During the laparoscopy, a surgeon will make several small cuts in the abdomen to allow them to insert a laparoscope and look inside and view the organs on a screen. The doctor will use a tube to pump gas into the abdomen so that they have more space to examine and operate. Either heat, laser or electric current is applied to the endometrial tissue in order to remove or destroy them.
This surgery is minimally invasive and carried out under general anaesthetic. Most people can go home following a laparoscopy, though some could be asked to stay overnight.
This surgery is more extreme than a laparoscopy and would only be recommended where endometriosis is widespread and much more severe.
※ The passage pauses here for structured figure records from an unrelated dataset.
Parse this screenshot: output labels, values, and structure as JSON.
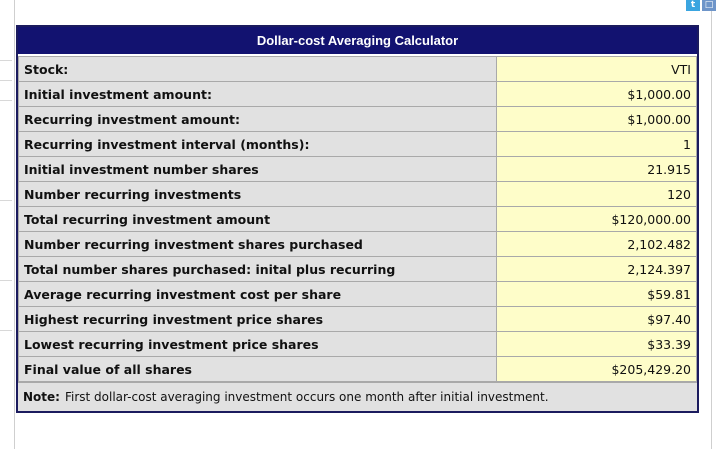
{
  "calculator": {
    "title": "Dollar-cost Averaging Calculator",
    "rows": [
      {
        "label": "Stock:",
        "value": "VTI"
      },
      {
        "label": "Initial investment amount:",
        "value": "$1,000.00"
      },
      {
        "label": "Recurring investment amount:",
        "value": "$1,000.00"
      },
      {
        "label": "Recurring investment interval (months):",
        "value": "1"
      },
      {
        "label": "Initial investment number shares",
        "value": "21.915"
      },
      {
        "label": "Number recurring investments",
        "value": "120"
      },
      {
        "label": "Total recurring investment amount",
        "value": "$120,000.00"
      },
      {
        "label": "Number recurring investment shares purchased",
        "value": "2,102.482"
      },
      {
        "label": "Total number shares purchased: inital plus recurring",
        "value": "2,124.397"
      },
      {
        "label": "Average recurring investment cost per share",
        "value": "$59.81"
      },
      {
        "label": "Highest recurring investment price shares",
        "value": "$97.40"
      },
      {
        "label": "Lowest recurring investment price shares",
        "value": "$33.39"
      },
      {
        "label": "Final value of all shares",
        "value": "$205,429.20"
      }
    ],
    "note": {
      "label": "Note:",
      "text": "First dollar-cost averaging investment occurs one month after initial investment."
    }
  },
  "toolbar": {
    "icons": [
      "twitter-icon",
      "document-icon"
    ]
  },
  "colors": {
    "title_bg": "#121270",
    "label_bg": "#e1e1e1",
    "value_bg": "#fefdc9",
    "border": "#a9a9a9"
  }
}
In some cases, endometriosis can cause organs to become stuck together, so for these, a laparotomy is used.
During a laparotomy, the surgeon will make a big incision along the bikini line to open up the area and gain access to the organs affected by endometrial tissue. Again, the aim is to remove as much of the tissue as possible.
As this is a major surgery, the recovery time is longer than that of a laparoscopy.
A hysterectomy is a major surgery which cannot be reversed and will result in significant changes to your body, so the decision to have one needs to be properly discussed with your gynaecologist.
A hysterectomy involves the removal of the uterus or ovaries. This type of treatment will usually only be carried out as a last resort, in very severe endometriosis cases and where all other treatment options have been exhausted. A woman will no longer be able to have children following a hysterectomy, so future children will be a deciding factor when deciding whether it is right for you.
Your doctor might recommend surgery to remove your uterus or ovaries, or both if:
- You have tried other treatments but continue to suffer severe symptoms
- You do not want to become pregnant in the future
- You want a permanent treatment
It is important to note that even after a hysterectomy there is no absolute guarantee that endometriosis will not return, though this is unlikely.